There’s a big question, in games and fiction, of how to include fight scenes that matter. If you go to a movie which has lots of cool fight scenes but no real reason for them to be there, or no real stakes on the line, then it’s ultimately going to be a flat experience. It might make a great music video, but that’s something else entirely. Logic suggests that the same thing should be true of games, but experience suggests otherwise. We have LOTS of fights, often purely for their own sake.
There are a few practical reasons for this. Certainly, most games strive to make fights fun, so theirs some intrinsic reward, but classically, there’s another reason. See, in a movie, the stakes need to come from the story because we are bound by the strictures of storytelling. That is, if the hero is fighting a bad guy halfway through the movie, then the stakes need to be something other than “Will the hero survive?” because of course he will. He’s still got another hour of movie ahead of him.
A lot of the foundational games in the hobby didn’t _need_ to create stakes out of the narrative because death was an option. Lacking the movie star’s immunity to death, the consequences of defeat were enough to make every fight meaningful. In that context, the fact that the fights were arbitrary and gygaxian wasn’t really a bad thing. A coherent narrative _improved_ things, but it wasn’t necessary to create a sense of investment. That investment was already there.
The problem is, of course, that character death creates other problems beyond the immediate emotional impact. It often leaves a player at loose ends while his friends continue to play, especially if generating a new character is cumbersome or punitive (and, arguably, those out-of-character consequences and difficulties increased the emotional punch of death). To minimize this, a lot of games started moving death from its central position, sometimes removing it entirely.
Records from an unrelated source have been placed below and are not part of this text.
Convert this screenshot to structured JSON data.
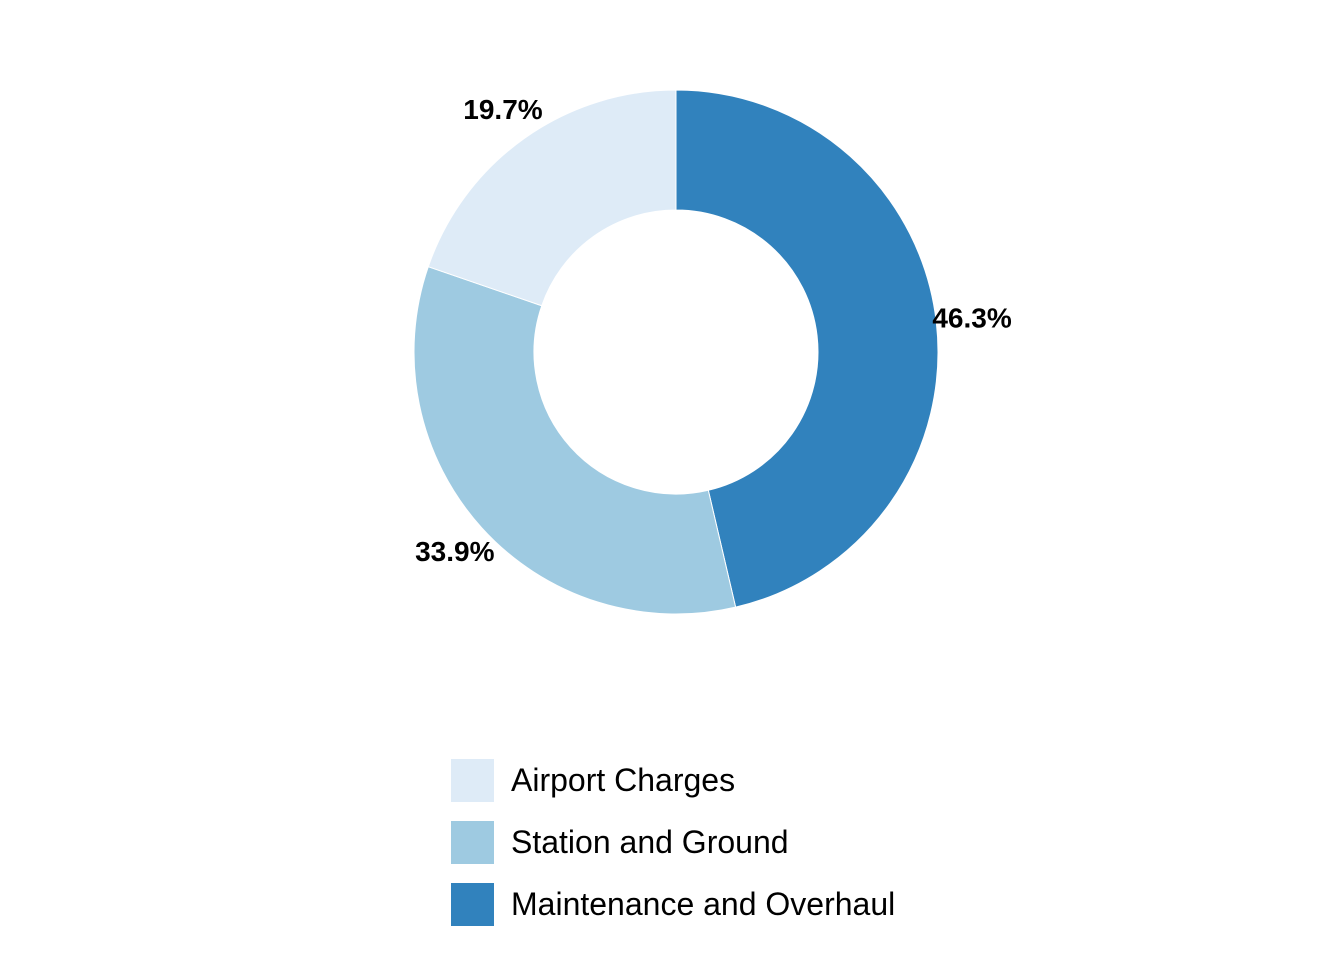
{
  "chart_data": {
    "type": "pie",
    "donut": true,
    "title": "",
    "categories": [
      "Airport Charges",
      "Station and Ground",
      "Maintenance and Overhaul"
    ],
    "values": [
      19.7,
      33.9,
      46.3
    ],
    "value_labels": [
      "19.7%",
      "33.9%",
      "46.3%"
    ],
    "colors": [
      "#deebf7",
      "#9ecae1",
      "#3182bd"
    ],
    "legend": {
      "position": "bottom",
      "entries": [
        "Airport Charges",
        "Station and Ground",
        "Maintenance and Overhaul"
      ]
    }
  }
}
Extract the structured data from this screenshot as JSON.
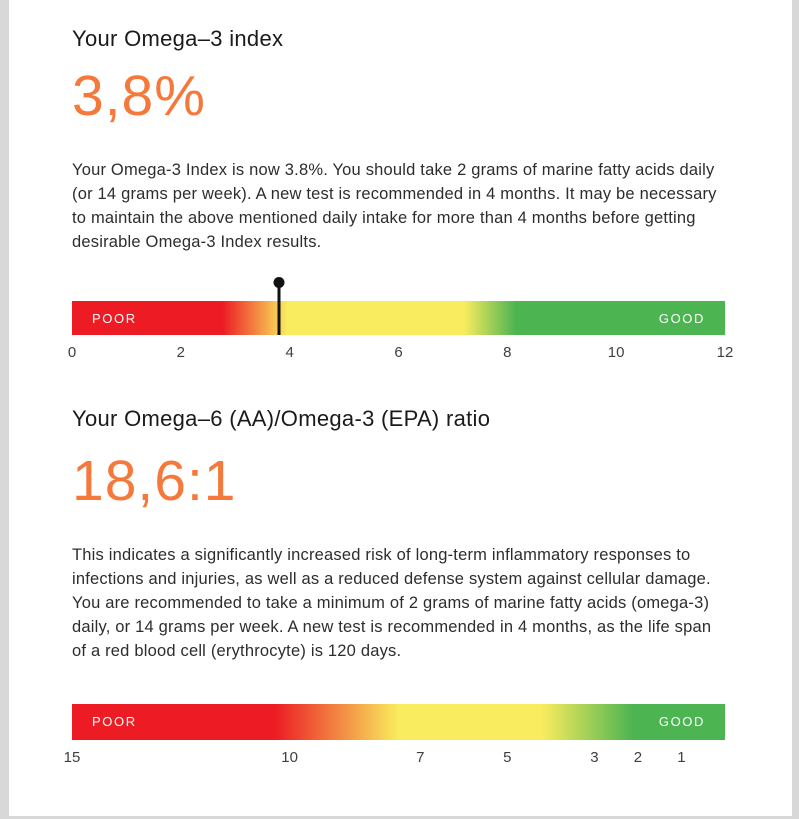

Doing so created a problem. Without the implicit stakes of death, there needed to be other stakes to keep players invested in outcomes. Some games never addressed this, and as a result produced fairly limp experiences. Other games started taking their examples from fiction. The logic was that if characters in a game have some of the same protections as those in a story, then investment in play can be created the same way it is in stories – compelling narrative, explicit stakes, exciting color and so on. Done right, that’s pretty cool.
But it’s not necessarily the only solution. The new Gamma World is chock full of death, but at the same time, death has very little friction because creating and introducing a new character is both fast and fun. There are probably other solutions too, but my point is that these are all different points on the same twisty path – they’re not exclusive. If I were to go back to running Rolemaster tomorrow (because, man, it’s deathy death death), I would not need to discard the lessons from less lethal games.
Ideally, I’d be able to combine them. I could have fights that are viscerally compelling because death is on the line, but which are dramatically compelling because the stakes are high. Obviously, that has always been the goal, but so many games have created so many tools for doing one or the other, what happens when we start doing both?
I’m afraid to find out. But also profoundly curious.